Johns Hopkins Kimmel Comprehensive Cancer Center and Bloomberg-Kimmel Institute for Cancer Immunotherapy, Baltimore, MD
Jarushka Naidoo , Laura Cappelli , Evan J. Lipson , Patrick M. Forde , William Howard Sharfman , Jiajia Zhang , Jenna Mammen , Kendall Moseley , Karthik Suresh , Seema Mehta , Inbal Sander , John Probasco , Alyssa Parian , Rosanne Rouf , Meghan Berkenstock , Patricia Brothers , Joanne Riemer , Leisha A. Emens , Clifton O. Bingham , Julie R. Brahmer
Background: Immune checkpoint inhibitors (ICI) cause immune-related adverse events (irAEs). The spectrum of irAEs requiring referral to non-oncology specialists has not been well described. We established an immune-related toxicity (IR-Tox) team of oncology (n = 8) and medical subspecialists (n = 20), to support multidisciplinary irAE diagnosis and management. Methods: Patients (pts) treated with ICIs were electronically referred to the IR-Tox team between 01/2017-03/2018. IR-Tox team met monthly to discuss complex irAEs, and identify areas of clinical need.

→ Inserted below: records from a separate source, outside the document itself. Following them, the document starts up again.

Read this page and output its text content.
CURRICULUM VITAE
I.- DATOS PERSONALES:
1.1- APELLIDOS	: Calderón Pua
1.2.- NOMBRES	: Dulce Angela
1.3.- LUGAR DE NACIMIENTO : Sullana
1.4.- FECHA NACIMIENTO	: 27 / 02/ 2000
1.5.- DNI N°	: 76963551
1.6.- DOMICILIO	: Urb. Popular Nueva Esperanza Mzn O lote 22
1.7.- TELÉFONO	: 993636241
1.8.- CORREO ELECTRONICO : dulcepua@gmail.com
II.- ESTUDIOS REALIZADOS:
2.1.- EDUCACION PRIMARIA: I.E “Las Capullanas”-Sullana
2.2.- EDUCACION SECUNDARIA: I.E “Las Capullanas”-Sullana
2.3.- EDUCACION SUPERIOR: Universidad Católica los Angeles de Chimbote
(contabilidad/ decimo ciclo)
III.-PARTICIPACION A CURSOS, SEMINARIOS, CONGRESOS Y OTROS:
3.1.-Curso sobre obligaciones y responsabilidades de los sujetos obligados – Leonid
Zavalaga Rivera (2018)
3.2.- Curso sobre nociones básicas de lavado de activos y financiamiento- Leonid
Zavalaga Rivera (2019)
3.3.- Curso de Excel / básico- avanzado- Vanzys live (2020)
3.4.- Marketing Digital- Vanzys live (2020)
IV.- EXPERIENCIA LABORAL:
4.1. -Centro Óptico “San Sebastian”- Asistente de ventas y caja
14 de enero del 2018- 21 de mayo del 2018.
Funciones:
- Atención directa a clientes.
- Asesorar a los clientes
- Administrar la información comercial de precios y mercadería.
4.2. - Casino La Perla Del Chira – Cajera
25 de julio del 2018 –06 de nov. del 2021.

Pt demographics, treatment, and irAE details were collected. Pt features and irAE associations were analyzed using Chi-square tests. Results: The IR-Tox Team received 92 referrals for 80 pts (outpt: 61%, inpt: 39%). Median age was 65 years (range: 21-91), 55% were male, and 14% had prior autoimmune disease. Pts most commonly had non-small cell lung cancer (35%), melanoma (19%), or gynecologic malignancies (10%). Pts received ICI monotherapy (56%) or combination immunotherapy (44%), as standard-of-care (46%) or on clinical trials (54%). Referrals related to diagnosis (32%), management (11%), or both (51%) were received from faculty (68%), fellows (12%), and nurses (20%). Referrals were for suspected irAE (90%), pre-ICI assessment in known autoimmune disease (9%), or ICI re-challenge (1%). Sixty-three irAEs were confirmed (CTCAE grade 1 = 19%; 2 = 43%; 3+ = 38%), and 26 patients developed > 1 irAE (2 irAEs = 19, 3 irAEs = 7). IrAEs included pneumonitis (22%), arthritis (17%), dermatitis (13%), colitis/diarrhea (13%), idiopathic thrombocytopenia purpura (5%) hepatitis (5%) and thyroid dysfunction (5%). A new irAE of bony inflammation was identified (n = 2). Grade 3+ irAEs (p = 0.04) and colitis/diarrhea (p = 0.01) were more likely with combination immunotherapy. Medical specialty input was obtained in 85% of pts, and 35% required an invasive procedure for irAE diagnosis or management. Conclusions: Creation of an IR-Tox Team facilitated identification and management of complex irAEs. This new model provides a valuable forum to identify educational/service needs, manage multi-system irAEs, identify new irAEs, stratify irAE risk, and establish research collaborations.